In this complex historical drama, schoolmarm Agnes Canon, refusing her father’s choice for a husband, leaves the safety of her Pennsylvania childhood home for the wilds of Missouri in the decade before the outbreak of the Civil War.

On the way she meets, and eventually weds, Jabez Robinson, a medical man who has seen the wonders of the world and war at its foulest. Living in a territory with loyalties on both sides as the national conflict heats up, Jabez and Agnes, equally matched in intellect and stubbornness, abhor the Southern institution of slavery, but also despise the greed and interference of the North. Their struggles are real, and the chaos endured will pit their marriage against a dramatically changing civilization.

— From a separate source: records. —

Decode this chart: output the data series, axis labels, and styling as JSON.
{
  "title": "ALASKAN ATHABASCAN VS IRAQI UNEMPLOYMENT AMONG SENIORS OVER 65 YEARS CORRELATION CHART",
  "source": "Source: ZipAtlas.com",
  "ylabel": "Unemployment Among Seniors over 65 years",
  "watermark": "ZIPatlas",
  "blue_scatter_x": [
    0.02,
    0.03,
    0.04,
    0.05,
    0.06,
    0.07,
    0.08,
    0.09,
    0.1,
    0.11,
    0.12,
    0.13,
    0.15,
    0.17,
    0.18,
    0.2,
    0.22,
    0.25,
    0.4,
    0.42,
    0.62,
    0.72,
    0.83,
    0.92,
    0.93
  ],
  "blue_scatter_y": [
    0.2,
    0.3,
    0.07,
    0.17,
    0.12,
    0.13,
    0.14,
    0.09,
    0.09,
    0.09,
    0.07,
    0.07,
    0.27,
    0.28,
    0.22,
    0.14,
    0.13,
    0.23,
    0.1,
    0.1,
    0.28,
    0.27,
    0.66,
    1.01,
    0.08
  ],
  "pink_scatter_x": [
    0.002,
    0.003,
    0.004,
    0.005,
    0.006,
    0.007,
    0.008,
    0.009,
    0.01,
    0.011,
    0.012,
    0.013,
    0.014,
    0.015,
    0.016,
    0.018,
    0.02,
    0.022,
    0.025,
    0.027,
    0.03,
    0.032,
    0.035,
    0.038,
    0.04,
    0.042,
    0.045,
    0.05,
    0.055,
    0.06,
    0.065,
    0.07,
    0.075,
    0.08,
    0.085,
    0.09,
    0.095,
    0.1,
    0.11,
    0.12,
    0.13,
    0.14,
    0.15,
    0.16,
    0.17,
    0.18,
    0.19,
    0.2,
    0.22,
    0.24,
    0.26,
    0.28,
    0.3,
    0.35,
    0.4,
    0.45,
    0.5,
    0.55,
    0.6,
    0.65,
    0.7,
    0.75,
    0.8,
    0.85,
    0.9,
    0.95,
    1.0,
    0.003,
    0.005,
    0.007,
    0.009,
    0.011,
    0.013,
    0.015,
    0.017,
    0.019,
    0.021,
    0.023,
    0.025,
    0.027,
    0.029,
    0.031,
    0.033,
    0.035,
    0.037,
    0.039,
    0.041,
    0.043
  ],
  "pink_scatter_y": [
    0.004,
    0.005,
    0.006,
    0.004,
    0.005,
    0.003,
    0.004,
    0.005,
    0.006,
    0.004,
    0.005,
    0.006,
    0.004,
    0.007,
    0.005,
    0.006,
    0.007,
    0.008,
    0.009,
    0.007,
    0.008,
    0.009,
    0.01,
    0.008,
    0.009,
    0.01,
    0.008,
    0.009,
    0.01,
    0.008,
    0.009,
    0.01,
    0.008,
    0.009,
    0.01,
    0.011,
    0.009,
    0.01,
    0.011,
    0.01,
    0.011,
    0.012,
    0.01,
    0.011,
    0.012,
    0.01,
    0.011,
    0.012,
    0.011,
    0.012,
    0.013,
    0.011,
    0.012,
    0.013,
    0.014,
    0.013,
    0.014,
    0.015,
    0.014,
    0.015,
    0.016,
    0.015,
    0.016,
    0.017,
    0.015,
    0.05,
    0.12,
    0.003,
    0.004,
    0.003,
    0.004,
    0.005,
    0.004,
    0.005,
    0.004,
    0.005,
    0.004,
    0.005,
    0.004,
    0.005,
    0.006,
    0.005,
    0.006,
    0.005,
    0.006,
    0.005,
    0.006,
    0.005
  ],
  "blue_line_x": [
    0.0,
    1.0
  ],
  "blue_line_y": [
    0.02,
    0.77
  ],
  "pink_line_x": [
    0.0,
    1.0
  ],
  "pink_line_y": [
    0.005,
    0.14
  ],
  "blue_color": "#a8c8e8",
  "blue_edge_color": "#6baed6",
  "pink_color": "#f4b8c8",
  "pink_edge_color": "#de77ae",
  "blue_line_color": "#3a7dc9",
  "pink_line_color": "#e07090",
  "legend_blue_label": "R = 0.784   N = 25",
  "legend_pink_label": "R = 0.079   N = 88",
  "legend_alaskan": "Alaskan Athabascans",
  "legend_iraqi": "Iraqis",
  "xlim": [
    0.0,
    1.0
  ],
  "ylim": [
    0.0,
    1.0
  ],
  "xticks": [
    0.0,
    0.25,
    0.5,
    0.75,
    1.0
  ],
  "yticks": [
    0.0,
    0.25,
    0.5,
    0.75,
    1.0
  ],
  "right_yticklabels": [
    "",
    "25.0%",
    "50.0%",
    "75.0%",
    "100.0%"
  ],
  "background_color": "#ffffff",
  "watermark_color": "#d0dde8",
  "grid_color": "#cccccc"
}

​Agnes is the pivotal character in this multi-layered story. She endures the pangs of childbirth and the deprivations of family life in a war zone. She watches as friends and neighbors go different ways in the war, and good men fight each other on the home front. She supports Jabez even as his publicly stated political ideals open them to harassment from violent, unprincipled militants.

Deborah Lincoln, who has based this novel on the life history of her great grandparents, writes with emotional intensity about dark times in an embattled landscape.

Unlike many Civil War sagas, this one takes no obvious sides. The focus is on Agnes—a vital, strong woman with feminist ideals, and Jabez, the only man smart and determined enough to gain her love. The romance is not overdrawn, though, and there is a complex skein of subplots providing scenes of rousing action and rich historical context.

Agnes Canon’s War reminds us that war produces equal measures of bravery and barbarism, and those in its midst who hang on to their principles are rare and admirable. An excellent read that explores  love and societal schisms grown in the roots of cultural and political battles between the North and the South.